Conclusion, either hand brush or airbrush either gloss or flat directly over the NMF. Allow 24 hours (normal time) for full cure before handling or masking.
Decal Adhesion
Decals adhere well and the NMF stands up to both decal Set and decal Sol with no discoloration. As with any NMF finish, the decal carrier backing is slightly visible under the right lighting conditions.
Sanding
You can remove the NMF using a low grit sanding stick. I noticed a hazing effect when I used a 600 grit stick and was able to remove the NMF with a 320 stick. However, I noticed that if I reapplied the powder and buffed it back, there was a difference in the sheen. But if you carefully refinish the plastic with finer grit pads working from 320 all the way up to 8000, you can reachieve the previous sheen. The smoother the base plastic, the shinier the finish.
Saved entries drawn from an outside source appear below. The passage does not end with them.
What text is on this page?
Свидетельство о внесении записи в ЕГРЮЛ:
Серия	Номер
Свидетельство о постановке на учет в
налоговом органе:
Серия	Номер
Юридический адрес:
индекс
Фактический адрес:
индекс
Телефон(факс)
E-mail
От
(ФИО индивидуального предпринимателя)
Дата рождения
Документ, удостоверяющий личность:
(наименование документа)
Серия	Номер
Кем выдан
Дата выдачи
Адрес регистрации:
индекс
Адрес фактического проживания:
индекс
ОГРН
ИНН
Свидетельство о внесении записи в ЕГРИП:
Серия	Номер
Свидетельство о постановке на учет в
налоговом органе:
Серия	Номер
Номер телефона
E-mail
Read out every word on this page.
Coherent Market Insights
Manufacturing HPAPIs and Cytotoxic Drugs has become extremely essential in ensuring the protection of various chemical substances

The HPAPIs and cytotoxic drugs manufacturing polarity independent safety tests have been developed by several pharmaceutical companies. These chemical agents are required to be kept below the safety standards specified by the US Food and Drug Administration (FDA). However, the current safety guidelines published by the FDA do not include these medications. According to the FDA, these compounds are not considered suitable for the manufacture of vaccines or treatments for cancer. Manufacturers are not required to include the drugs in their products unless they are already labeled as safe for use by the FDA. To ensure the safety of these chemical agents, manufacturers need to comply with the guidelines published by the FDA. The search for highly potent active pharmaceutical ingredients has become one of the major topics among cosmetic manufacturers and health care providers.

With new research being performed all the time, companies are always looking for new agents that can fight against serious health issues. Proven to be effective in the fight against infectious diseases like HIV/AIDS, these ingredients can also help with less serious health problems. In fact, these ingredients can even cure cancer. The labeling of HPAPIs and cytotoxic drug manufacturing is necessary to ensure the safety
I used Floquil Light Grey Undercoat, the same primer I use on almost everything.
And yes, that is the order in which I tried - powder, primer, paint. I wanted to see if the primer would have any affect on the paint, and it did. The paint behaves just like it normally does. You need to apply thin coats and wait between coats, otherwie, you get roll-up. But acrylic directly over the powder, you don’t get that problem. You get great coverage in a single pass. I don’t know how or why, but that’s what I got.
Fred, you have once again demonstrated that coatings chemistry is not only stranger than we imagine, it is stranger than anyone can imagine! [(-D][#toast]
“Very odd, root and twig, very odd indeed…” —Treebeard
Gigatron - awesome little science project you have going on here. [:D] Happen to have a bunch of SnJ powders kicking around the bench, I’m going to have to try this one out!
Please continue to post any of your findings…very interested! [;)]
Ross, I’m just as confused as anybody. My full expectation of paint over powder was that the paint would bead up and roll off. To say that I was more than a little surprised, is an understatement [(-D]
Dupes, if you are going to try this stuff out, would you mind posting your findings? Maybe some independent findings to verify what I’ve discovered to lend some credence.
I wish I had something anywhere near my bench that needed an NMF so I could provide some more “timely” findings…probably be a month or so until I clear out the 3 builds that are there, but I just moved my P-47 and P-51 to the top of the heap after those. [;)]
Heck, my first attempts were on parts out of my spares collection. Flaps and bomb halves, cockpit floors and seat backings. Anything that had a flat surface, I tried it out on.
Gerald-thanks. I’m really needing to practice on applying NMF for future projects and it’s always easier to justifying spending money for experimenting when theres a discount involved…
Ok, just because I want to see what I can do with the gold powder (and I know I’m going to need more aluminium now that I know what I can do), I placed an order as well.
So, just out of curiosity, Gerald, have you seen anyone else try this on bare plastic or is this a new and fascinating aspect? [;)]
P.S. if the gold powder is powdered gold like the aluminium (is powdered aluminium) and a similar finish is possible, well, let’s just say, Gerald, I may be sending quite a few customers your way. If you can find a way to do the same thing with a chrome powder (if it’s possible), you’d be set. I know people who pay good money for chrome and mirrored gold finishes - even if they aren’t true chrome or plated gold.